Bettina had picked up her fork but now she put it down. “The illness was that she was being slowly poisoned!” Pamela stared at Bettina. Time seemed to stop, like when a streaming video suddenly freezes on the screen.
“With what?” she managed to ask after a bit.
“They don’t know for sure.” Bettina shuddered. “There was damage to her heart and her lungs and her kidneys and all over—but slow doses of lots of things can do that.” She picked up her fork again, carved off the rounded end of a cruller, and lifted the glazed knob of pastry to her mouth.

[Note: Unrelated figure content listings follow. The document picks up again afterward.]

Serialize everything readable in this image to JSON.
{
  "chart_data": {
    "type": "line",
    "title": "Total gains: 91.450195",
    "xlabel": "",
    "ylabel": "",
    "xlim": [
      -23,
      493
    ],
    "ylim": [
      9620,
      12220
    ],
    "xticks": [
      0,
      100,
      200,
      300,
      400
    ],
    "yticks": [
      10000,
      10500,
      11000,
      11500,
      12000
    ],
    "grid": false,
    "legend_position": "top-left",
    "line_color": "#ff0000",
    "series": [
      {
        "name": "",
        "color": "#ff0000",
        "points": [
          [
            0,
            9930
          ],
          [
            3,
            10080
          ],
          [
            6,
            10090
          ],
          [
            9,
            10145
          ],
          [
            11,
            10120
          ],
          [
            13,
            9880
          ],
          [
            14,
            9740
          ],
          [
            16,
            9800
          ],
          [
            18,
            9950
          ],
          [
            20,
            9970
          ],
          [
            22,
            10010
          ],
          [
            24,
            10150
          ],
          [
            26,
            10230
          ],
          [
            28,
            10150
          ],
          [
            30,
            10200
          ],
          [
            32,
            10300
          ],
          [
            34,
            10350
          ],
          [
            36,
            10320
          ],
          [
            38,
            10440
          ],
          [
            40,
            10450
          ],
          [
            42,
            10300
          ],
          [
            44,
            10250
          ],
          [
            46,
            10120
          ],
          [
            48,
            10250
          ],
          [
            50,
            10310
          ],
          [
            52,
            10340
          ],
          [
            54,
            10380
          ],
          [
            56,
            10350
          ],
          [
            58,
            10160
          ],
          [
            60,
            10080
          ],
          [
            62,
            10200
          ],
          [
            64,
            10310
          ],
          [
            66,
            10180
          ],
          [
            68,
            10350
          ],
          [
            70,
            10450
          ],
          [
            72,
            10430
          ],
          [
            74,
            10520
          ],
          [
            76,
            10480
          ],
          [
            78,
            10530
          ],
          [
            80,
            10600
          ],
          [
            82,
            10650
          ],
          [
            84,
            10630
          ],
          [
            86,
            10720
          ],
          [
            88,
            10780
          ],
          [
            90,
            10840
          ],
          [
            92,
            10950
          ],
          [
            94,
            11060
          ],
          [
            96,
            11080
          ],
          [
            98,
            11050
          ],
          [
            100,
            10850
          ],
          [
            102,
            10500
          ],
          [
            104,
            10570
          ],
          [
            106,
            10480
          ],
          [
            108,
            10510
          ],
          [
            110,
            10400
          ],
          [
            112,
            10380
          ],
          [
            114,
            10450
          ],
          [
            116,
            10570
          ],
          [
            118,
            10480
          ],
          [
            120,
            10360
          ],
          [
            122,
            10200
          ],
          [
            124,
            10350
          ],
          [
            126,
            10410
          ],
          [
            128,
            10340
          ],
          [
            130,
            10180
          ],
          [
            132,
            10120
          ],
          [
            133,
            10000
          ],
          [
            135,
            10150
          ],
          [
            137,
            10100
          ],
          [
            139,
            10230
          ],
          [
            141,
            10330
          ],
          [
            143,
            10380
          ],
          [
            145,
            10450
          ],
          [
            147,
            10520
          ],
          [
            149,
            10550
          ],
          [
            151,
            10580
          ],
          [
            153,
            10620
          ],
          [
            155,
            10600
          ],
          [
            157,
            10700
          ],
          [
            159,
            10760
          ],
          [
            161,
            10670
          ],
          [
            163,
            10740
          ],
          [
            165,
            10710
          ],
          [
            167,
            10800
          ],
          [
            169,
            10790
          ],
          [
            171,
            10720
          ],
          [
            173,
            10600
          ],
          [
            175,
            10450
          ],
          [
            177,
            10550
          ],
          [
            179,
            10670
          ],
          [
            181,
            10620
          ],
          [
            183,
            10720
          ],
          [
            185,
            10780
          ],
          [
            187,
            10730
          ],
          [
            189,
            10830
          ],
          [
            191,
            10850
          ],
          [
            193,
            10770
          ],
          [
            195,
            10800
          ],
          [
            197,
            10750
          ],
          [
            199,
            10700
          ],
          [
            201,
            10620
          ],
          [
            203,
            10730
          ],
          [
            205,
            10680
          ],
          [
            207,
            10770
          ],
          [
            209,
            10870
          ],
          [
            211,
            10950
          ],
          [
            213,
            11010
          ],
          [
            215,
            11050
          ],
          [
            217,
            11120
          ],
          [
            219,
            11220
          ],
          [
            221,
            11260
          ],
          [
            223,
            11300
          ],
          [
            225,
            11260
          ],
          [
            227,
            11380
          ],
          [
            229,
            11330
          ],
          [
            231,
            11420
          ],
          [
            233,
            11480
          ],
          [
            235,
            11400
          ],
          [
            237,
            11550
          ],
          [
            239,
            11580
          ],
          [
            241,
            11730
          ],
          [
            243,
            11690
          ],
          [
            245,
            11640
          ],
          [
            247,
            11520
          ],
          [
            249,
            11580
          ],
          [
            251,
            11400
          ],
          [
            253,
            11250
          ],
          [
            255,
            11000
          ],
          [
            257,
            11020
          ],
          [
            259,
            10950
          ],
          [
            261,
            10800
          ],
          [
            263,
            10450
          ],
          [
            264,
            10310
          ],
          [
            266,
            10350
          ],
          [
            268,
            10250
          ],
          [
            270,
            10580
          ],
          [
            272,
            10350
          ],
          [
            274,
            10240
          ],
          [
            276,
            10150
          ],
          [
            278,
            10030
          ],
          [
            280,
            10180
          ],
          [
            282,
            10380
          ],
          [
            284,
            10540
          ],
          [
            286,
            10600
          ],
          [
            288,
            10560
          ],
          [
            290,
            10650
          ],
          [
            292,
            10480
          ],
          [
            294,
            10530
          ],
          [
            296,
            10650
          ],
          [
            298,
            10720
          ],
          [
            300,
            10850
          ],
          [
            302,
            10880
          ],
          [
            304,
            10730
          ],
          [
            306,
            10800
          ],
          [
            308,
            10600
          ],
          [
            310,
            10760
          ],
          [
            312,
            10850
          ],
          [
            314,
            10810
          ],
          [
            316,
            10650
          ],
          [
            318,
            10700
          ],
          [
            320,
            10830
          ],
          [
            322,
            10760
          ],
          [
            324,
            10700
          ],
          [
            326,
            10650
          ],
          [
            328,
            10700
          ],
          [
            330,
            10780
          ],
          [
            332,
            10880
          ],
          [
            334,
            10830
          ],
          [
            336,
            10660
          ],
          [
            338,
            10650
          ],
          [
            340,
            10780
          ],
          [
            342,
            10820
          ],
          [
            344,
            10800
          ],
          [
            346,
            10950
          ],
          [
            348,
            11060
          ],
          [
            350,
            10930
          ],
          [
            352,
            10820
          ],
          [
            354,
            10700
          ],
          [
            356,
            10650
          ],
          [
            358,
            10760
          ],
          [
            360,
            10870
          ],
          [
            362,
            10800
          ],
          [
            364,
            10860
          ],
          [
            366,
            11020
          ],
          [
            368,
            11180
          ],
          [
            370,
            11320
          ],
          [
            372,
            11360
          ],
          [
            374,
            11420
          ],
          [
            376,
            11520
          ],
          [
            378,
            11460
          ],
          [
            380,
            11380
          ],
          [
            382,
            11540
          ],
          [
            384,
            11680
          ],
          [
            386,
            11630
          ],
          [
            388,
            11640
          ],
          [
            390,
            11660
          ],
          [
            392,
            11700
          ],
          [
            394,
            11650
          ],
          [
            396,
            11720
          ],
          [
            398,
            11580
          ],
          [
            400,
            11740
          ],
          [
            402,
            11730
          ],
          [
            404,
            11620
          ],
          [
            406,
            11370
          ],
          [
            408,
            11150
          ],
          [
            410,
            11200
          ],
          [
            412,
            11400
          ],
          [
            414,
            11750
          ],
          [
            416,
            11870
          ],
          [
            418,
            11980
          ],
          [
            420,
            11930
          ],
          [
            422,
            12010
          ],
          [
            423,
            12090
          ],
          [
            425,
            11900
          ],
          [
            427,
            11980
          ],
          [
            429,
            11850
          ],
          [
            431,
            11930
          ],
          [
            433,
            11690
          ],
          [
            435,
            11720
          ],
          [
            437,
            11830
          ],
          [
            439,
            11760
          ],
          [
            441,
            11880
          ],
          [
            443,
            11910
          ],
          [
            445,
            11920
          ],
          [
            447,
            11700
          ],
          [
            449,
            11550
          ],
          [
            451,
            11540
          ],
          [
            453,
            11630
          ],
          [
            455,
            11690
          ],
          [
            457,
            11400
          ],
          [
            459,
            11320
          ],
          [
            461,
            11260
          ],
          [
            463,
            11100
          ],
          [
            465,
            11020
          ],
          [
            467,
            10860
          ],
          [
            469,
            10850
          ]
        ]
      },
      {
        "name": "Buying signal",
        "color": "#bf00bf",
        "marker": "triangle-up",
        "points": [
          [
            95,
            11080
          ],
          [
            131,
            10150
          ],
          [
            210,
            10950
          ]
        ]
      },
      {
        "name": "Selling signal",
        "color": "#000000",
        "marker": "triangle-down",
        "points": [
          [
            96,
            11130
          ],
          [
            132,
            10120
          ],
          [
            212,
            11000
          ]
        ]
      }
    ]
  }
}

Bettina seemed to have recovered from the grim import of the news she had delivered. But Pamela’s brain was racing. She had gotten up that morning filled with anticipation, expecting the arrival of her daughter—and maybe some news from Bettina about whether the eggs from Diefenbach’s porch had been taken into police custody. But she’d hardly anticipated learning that a second resident of Arborville had been murdered—and that the second murder had actually happened before the first murder.
The methods had been very different, but both of the victims had lived on the same street. Did that mean anything? And what were the implications for Roland? Would Detective Clayborn see a connection between the two murders?
Her mind was racing and her coffee was getting cold—and now Bettina had finished her first cruller and was talking again—something about jam and . . .
Pamela blinked a few times and shook her head, trying to settle the commotion in her brain. “What?” she asked, gaping at Bettina.